Credit: Sven Frenzel/The CW

J.T. (Austin Basis) theorizes that Vincent’s blackout was due to an increased heart rate brought on by jealous thoughts of Cat and Evan, and though Vincent finds the entire notion ridiculous, he never really refutes it either. He tries to explain why he’s been so awkward, and Cat surmises that he saw the kiss with Evan. This leads to Cat shaking off her attraction to Vincent, assuming that he doesn’t feel the same way, saying that she had assumed that what they had was some kind of destiny enacting itself upon them, and that she was clearly mistaken. Vincent is barely afforded an opportunity to get a word in edgewise, and he can do little else but skulk off when Cat decisively shoots him down as a romantic prospect, again following from her assumption that he could never bring himself to reciprocate her feelings.
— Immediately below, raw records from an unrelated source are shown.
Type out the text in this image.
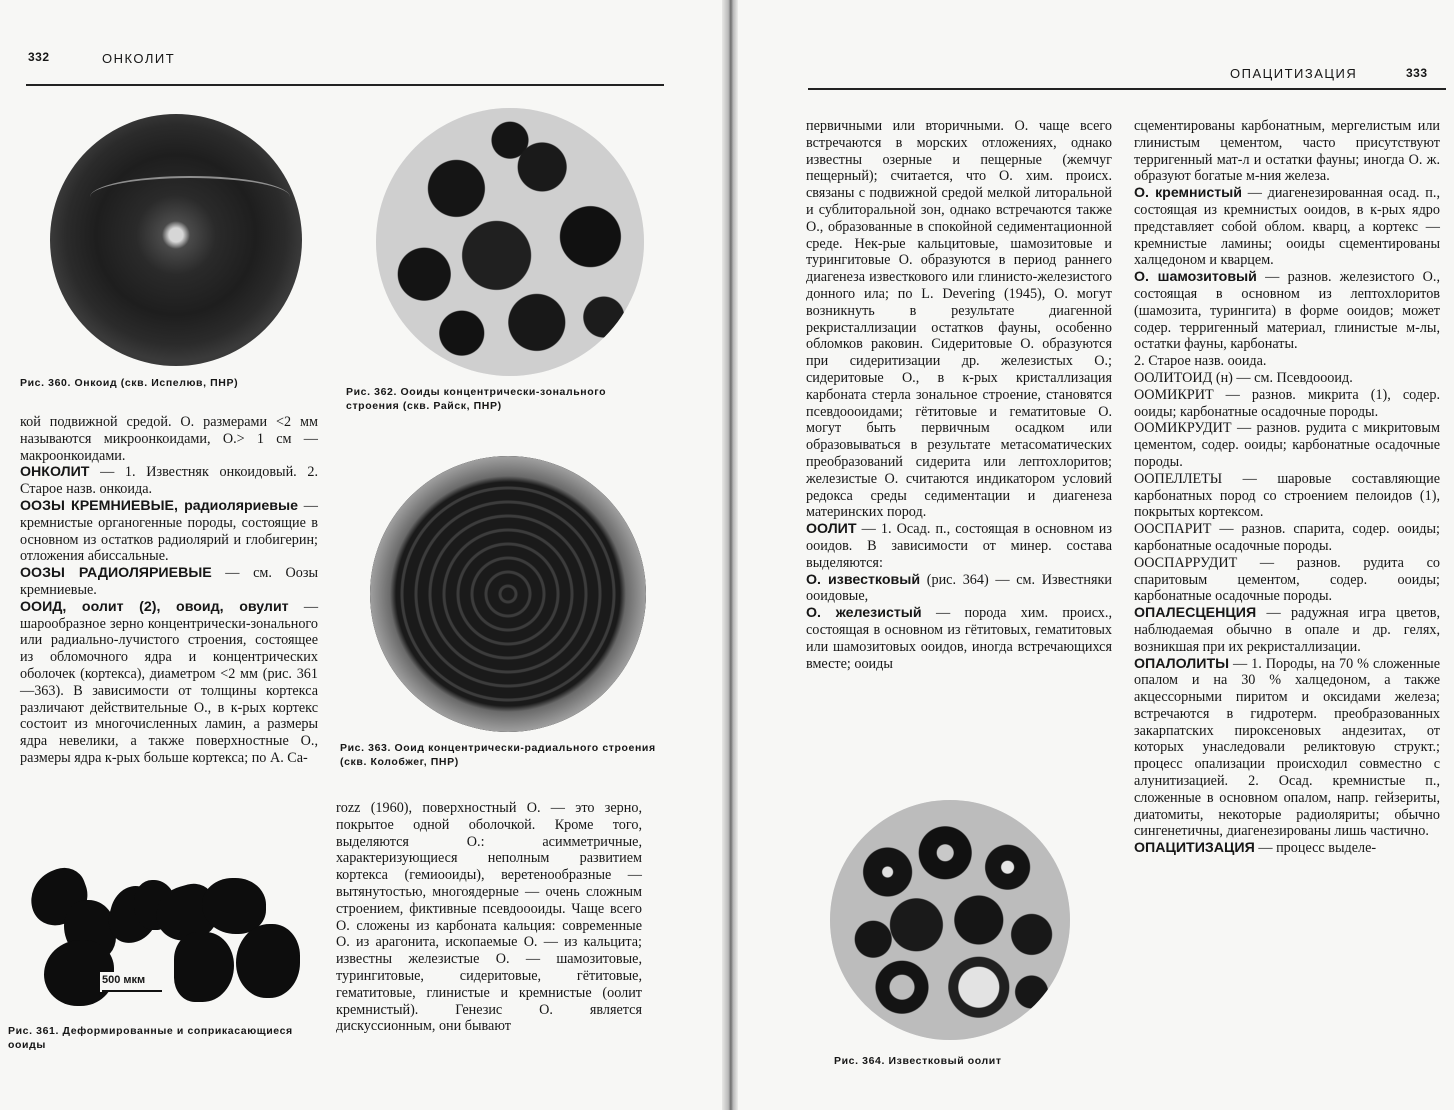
332	ОНКОЛИТ
Рис. 360. Онкоид (скв. Испелюв, ПНР)
Рис. 362. Ооиды концентрически-зонального строения (скв. Райск, ПНР)
Рис. 363. Ооид концентрически-радиального строения (скв. Колобжег, ПНР)

кой подвижной средой. О. размерами <2 мм называются микроонкоидами, О.> 1 см — макроонкоидами.

ОНКОЛИТ — 1. Известняк онкоидовый. 2. Старое назв. онкоида.

ООЗЫ КРЕМНИЕВЫЕ, радиоляриевые — кремнистые органогенные породы, состоящие в основном из остатков радиолярий и глобигерин; отложения абиссальные.

ООЗЫ РАДИОЛЯРИЕВЫЕ — см. Оозы кремниевые.

ООИД, оолит (2), овоид, овулит — шарообразное зерно концентрически-зонального или радиально-лучистого строения, состоящее из обломочного ядра и концентрических оболочек (кортекса), диаметром <2 мм (рис. 361—363). В зависимости от толщины кортекса различают действительные О., в к-рых кортекс состоит из многочисленных ламин, а размеры ядра невелики, а также поверхностные О., размеры ядра к-рых больше кортекса; по А. Ca-

500 мкм
Рис. 361. Деформированные и соприкасающиеся ооиды

rozz (1960), поверхностный О. — это зерно, покрытое одной оболочкой. Кроме того, выделяются О.: асимметричные, характеризующиеся неполным развитием кортекса (гемиооиды), веретенообразные — вытянутостью, многоядерные — очень сложным строением, фиктивные псевдоооиды. Чаще всего О. сложены из карбоната кальция: современные О. из арагонита, ископаемые О. — из кальцита; известны железистые О. — шамозитовые, турингитовые, сидеритовые, гётитовые, гематитовые, глинистые и кремнистые (оолит кремнистый). Генезис О. является дискуссионным, они бывают

ОПАЦИТИЗАЦИЯ	333

первичными или вторичными. О. чаще всего встречаются в морских отложениях, однако известны озерные и пещерные (жемчуг пещерный); считается, что О. хим. происх. связаны с подвижной средой мелкой литоральной и сублиторальной зон, однако встречаются также О., образованные в спокойной седиментационной среде. Нек-рые кальцитовые, шамозитовые и турингитовые О. образуются в период раннего диагенеза известкового или глинисто-железистого донного ила; по L. Devering (1945), О. могут возникнуть в результате диагенной рекристаллизации остатков фауны, особенно обломков раковин. Сидеритовые О. образуются при сидеритизации др. железистых О.; сидеритовые О., в к-рых кристаллизация карбоната стерла зональное строение, становятся псевдоооидами; гётитовые и гематитовые О. могут быть первичным осадком или образовываться в результате метасоматических преобразований сидерита или лептохлоритов; железистые О. считаются индикатором условий редокса среды седиментации и диагенеза материнских пород.

ООЛИТ — 1. Осад. п., состоящая в основном из ооидов. В зависимости от минер. состава выделяются:

О. известковый (рис. 364) — см. Известняки ооидовые,

О. железистый — порода хим. происх., состоящая в основном из гётитовых, гематитовых или шамозитовых ооидов, иногда встречающихся вместе; ооиды

Рис. 364. Известковый оолит

сцементированы карбонатным, мергелистым или глинистым цементом, часто присутствуют терригенный мат-л и остатки фауны; иногда О. ж. образуют богатые м-ния железа.

О. кремнистый — диагенезированная осад. п., состоящая из кремнистых ооидов, в к-рых ядро представляет собой облом. кварц, а кортекс — кремнистые ламины; ооиды сцементированы халцедоном и кварцем.

О. шамозитовый — разнов. железистого О., состоящая в основном из лептохлоритов (шамозита, турингита) в форме ооидов; может содер. терригенный материал, глинистые м-лы, остатки фауны, карбонаты.

2. Старое назв. ооида.

ООЛИТОИД (н) — см. Псевдоооид.

ООМИКРИТ — разнов. микрита (1), содер. ооиды; карбонатные осадочные породы.

ООМИКРУДИТ — разнов. рудита с микритовым цементом, содер. ооиды; карбонатные осадочные породы.

ООПЕЛЛЕТЫ — шаровые составляющие карбонатных пород со строением пелоидов (1), покрытых кортексом.

ООСПАРИТ — разнов. спарита, содер. ооиды; карбонатные осадочные породы.

ООСПАРРУДИТ — разнов. рудита со спаритовым цементом, содер. ооиды; карбонатные осадочные породы.

ОПАЛЕСЦЕНЦИЯ — радужная игра цветов, наблюдаемая обычно в опале и др. гелях, возникшая при их рекристаллизации.

ОПАЛОЛИТЫ — 1. Породы, на 70 % сложенные опалом и на 30 % халцедоном, а также акцессорными пиритом и оксидами железа; встречаются в гидротерм. преобразованных закарпатских пироксеновых андезитах, от которых унаследовали реликтовую структ.; процесс опализации происходил совместно с алунитизацией. 2. Осад. кремнистые п., сложенные в основном опалом, напр. гейзериты, диатомиты, некоторые радиоляриты; обычно сингенетичны, диагенезированы лишь частично.

ОПАЦИТИЗАЦИЯ — процесс выделе-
It’s a bit of a cliche to take the narrative in this direction, but Kreuk and Ryan pull it off well enough to make it work, for now. I understand that any decent romance needs obstacles, I just worry that the romance might crumble if/when they actually get together. It’s hard to sustain chemistry from the “Will they?/Won’t they?” stage through to the “Yes, they will!” stage. Should be interesting to see where this goes. By episode’s end, at least, Cat has turned the corner on Vincent, thanks to his help in the investigation causing her to realize the complexity of Vincent’s feelings for her, that he more or less thinks himself unworthy of her. The episode brings them just short of kissing, so I guess a tender touch of the cheek and a “Hey, you’re a good guy and you’re worth it” speech will have to suffice. I just hope there’s better variety in their bag of tricks in the coming weeks.

Credit: The CW

The episode also follows Cat’s doubts over her father’s new fiance, a woman half his age. Cat’s father gives her the third degree over her distrust, saying that she’ll never see any other woman as worthy, no matter what they do, and that her attitude makes it hard to have a relationship with her. Of course, it’s not like Cat doesn’t have reason to mistrust her potential stepmother, as she and Tess catch her kissing a strange man after a dress fitting. However, this turns out to have been an unwanted kiss, from her still-enamored ex-husband. After the blow-up with her father, Cat makes up with her future stepmother. This is all exactly as thrilling as it sounds, which is to say not at all. It’s really the only major misstep of the episode, if we’re judging the show against itself. However, this plot thread at least further exemplifies the theme of worth that runs throughout the episode, as Cat initially sees her father’s fiance as unworthy of him, but turns the corner at roughly the same time she starts to recognize that Vincent’s feelings of unworthiness mirror Cat’s unfair assessment of her future stepmother. God, that was a labored sentence. Sorry about that. Sometimes you just have to get needlessly wordy about a show on The CW network.

Credit: The CW

“Worth” is a fairly good episode, even though the better parts are sandwiched in between subplots of empty consequence. The show will be back in two weeks, and it will presumably follow up on this week’s big episode-closing twist, as Vincent blacks out after his tender moment with Cat, and wakes up in a dark, empty alleyway…covered in someone else’s blood. So much for self-control. And so much for this romance, if it brings Vincent, as a suspect in a potential homicide, into contact with Cat, a police detective with a chip on her shoulder. Should be interesting, at least in the sense that it could potentially move the season narrative forward in a significant way.